Präsident Donald Trump hat sich öffentlich für eine Verlängerung ohne Änderungen ausgesprochen, ebenso wie viele Mitglieder seines Sicherheitsteams. Dennoch ist der zeitliche Spielraum eng: In der kommenden Woche befasst sich eine zerstrittene republikanische Fraktion im Repräsentantenhaus mit dem Thema, während Datenschutzverfechter und Libertäre weitergehende Reformen verlangen.

„Wir können es uns nicht leisten, dass unsere Geheimdienste dieses Instrument verlieren, das zur Sicherheit unseres Landes beiträgt – nicht einmal für einen Tag", heißt es in dem Brief. Zu den Unterzeichnern gehören zahlreiche frühere NSA-Vertreter sowie der ehemalige Director of National Intelligence James Clapper und der frühere FBI-Direktor Christopher Wray.

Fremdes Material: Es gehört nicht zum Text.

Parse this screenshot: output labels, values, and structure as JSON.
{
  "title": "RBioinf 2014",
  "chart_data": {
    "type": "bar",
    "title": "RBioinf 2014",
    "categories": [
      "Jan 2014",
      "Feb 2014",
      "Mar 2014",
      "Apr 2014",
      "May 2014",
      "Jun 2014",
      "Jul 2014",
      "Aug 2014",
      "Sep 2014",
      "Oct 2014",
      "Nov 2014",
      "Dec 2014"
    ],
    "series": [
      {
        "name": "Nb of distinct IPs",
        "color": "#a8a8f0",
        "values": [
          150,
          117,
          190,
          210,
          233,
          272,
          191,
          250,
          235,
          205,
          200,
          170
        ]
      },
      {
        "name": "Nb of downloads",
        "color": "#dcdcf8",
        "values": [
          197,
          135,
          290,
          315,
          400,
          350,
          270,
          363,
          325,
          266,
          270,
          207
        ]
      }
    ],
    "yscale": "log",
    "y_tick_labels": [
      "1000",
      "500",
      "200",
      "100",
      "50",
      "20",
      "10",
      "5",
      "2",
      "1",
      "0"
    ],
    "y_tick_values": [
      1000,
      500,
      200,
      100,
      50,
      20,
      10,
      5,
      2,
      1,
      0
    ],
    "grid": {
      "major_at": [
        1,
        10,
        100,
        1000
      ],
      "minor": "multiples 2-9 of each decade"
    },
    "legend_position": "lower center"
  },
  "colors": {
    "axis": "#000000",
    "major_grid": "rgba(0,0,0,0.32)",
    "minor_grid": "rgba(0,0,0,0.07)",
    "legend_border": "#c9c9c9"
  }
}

Ausdrücklich warnen die Verfasser davor, dieses wesentliche Gesetz mit sachfremden politischen Auseinandersetzungen zu verknüpfen, die seine Verabschiedung verzögern könnten. Damit spielen sie auf zwei Entwicklungen an: einerseits den Vorstoß einiger entschiedener Unterstützer Trumps im Kongress, ein umstrittenes Wahlrechtsgesetz an die Verlängerung zu koppeln, andererseits die Einwände von Bürgerrechts- und Datenschutzorganisationen, die der Ankauf von Informationen bei Datenhändlern durch die Bundesregierung alarmiert.

Der Brief verweist zudem auf einen Bericht des Privacy and Civil Liberties Oversight Board, der die Anwendung von FISA Section 702 seit der letzten Verlängerung im Jahr 2024 befürwortet. Diese Bewertung ist allerdings in die Kritik geraten, weil Trump zuvor die demokratischen Mitglieder des Gremiums entlassen hat und es derzeit nur durch ein einziges republikanisches Mitglied vertreten ist.

„Kurz gesagt: Wir können es uns nicht leisten, die Verlängerung von Section 702 zu gefährden, indem wir sie mit sachfremden politischen Initiativen verquicken, die eine weitergehende – aber gesonderte – Betrachtung verdienen", schreiben die ehemaligen Beamten.